Monday, March 14, 2005

Newspapers struggle with online

Katharine Seelye at the New York Times reports on the problems newspapers are facing with adapting to news online.

Lucrative print subscriptions are declining. Online sites are "booming", the "fastest-growing source of revenue" for newspapers, but still represent only 2-3% of overall revenues.

Katharine says a few times that online newspapers are free, even claiming online readers are getting a "free ride". This just isn't true. They're not free, they're advertising-supported. Just like with almost all print newspapers and magazines, readers mostly pay for the content by viewing advertising; subscription fees, when they exist, typically represent a small amount of the revenue supporting the newspaper.
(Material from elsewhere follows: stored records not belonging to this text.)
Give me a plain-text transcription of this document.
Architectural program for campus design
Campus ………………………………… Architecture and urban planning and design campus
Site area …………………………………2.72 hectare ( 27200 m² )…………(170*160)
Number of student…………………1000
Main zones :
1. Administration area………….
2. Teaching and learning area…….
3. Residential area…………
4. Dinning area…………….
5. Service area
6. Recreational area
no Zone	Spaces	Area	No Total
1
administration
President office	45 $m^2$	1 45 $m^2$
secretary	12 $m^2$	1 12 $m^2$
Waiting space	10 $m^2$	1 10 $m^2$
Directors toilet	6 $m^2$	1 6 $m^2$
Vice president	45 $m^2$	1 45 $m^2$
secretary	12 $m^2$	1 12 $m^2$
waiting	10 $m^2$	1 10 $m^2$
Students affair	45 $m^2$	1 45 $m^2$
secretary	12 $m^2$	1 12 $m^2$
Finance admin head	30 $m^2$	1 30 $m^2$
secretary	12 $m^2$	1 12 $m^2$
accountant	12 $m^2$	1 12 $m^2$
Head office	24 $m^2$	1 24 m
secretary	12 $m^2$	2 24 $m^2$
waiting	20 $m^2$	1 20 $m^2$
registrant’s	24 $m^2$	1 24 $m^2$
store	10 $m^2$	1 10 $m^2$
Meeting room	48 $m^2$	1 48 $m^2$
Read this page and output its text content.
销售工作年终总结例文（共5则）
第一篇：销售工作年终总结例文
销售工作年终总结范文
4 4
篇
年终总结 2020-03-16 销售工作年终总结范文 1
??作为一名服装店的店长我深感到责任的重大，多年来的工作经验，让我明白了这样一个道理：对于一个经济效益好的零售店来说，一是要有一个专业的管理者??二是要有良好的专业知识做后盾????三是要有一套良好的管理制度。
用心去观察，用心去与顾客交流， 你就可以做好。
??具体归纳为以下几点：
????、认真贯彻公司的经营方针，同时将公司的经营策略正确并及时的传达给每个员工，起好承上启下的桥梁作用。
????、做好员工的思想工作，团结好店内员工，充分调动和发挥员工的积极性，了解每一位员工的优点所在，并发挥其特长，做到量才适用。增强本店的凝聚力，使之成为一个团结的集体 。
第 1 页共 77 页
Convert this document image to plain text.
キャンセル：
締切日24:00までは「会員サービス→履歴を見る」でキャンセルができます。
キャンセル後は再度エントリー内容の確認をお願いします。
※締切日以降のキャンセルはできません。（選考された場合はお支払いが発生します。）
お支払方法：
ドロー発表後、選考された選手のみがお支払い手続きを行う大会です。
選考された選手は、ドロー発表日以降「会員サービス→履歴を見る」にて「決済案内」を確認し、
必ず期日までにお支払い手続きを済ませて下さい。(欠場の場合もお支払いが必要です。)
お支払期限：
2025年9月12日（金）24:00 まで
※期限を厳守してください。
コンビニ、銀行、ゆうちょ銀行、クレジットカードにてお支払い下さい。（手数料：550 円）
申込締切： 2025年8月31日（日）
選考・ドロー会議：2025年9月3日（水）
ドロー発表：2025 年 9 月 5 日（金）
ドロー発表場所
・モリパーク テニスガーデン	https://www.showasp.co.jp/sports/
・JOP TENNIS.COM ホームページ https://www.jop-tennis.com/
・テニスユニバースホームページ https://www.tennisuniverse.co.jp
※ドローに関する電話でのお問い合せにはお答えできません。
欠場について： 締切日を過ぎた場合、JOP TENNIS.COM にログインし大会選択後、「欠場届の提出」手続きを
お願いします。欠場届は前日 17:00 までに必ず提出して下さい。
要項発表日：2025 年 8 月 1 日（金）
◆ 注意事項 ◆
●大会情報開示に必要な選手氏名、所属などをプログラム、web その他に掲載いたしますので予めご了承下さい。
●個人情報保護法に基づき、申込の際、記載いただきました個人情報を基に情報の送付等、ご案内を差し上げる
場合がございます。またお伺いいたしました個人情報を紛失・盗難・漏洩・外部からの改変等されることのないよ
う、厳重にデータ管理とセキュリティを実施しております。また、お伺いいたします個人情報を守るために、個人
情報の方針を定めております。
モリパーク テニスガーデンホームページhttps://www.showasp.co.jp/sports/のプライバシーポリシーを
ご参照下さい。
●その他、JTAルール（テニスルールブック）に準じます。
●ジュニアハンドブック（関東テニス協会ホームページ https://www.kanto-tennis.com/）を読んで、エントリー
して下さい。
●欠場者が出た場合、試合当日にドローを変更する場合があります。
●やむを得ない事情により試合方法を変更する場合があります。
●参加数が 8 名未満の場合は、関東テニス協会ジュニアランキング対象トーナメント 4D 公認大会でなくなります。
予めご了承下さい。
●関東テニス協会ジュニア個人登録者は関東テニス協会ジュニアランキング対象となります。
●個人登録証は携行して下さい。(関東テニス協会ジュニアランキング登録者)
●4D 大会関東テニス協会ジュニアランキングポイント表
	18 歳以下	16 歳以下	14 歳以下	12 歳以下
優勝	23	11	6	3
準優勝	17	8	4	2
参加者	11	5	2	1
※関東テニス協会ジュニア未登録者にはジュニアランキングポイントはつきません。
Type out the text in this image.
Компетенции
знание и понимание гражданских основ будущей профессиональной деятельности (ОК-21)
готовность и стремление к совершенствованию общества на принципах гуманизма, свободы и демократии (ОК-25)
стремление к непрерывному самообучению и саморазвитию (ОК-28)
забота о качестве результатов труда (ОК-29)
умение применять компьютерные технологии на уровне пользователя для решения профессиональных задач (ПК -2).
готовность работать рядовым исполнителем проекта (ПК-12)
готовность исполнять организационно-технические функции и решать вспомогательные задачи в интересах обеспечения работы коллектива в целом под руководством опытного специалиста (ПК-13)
The article also takes a defeatist tone toward generating revenue from online advertising. It's true that online advertising is currently a small percentage of overall newspaper revenues, but I don't think that the current amount of revenue is a good indicator of what could be achieved.

Newspapers have barely started to experiment with targeted advertising and content. No one knows what kind of clickthrough rates ultimately can be achieved.

A few years ago, no one would have believed Google could yield $0.09 per search. Google achieved this extraordinary revenue stream using targeted, relevant, useful advertising.

I think newspapers need to learn a lot more about how to deliver highly targeted, relevant advertising and related content before renouncing the online model.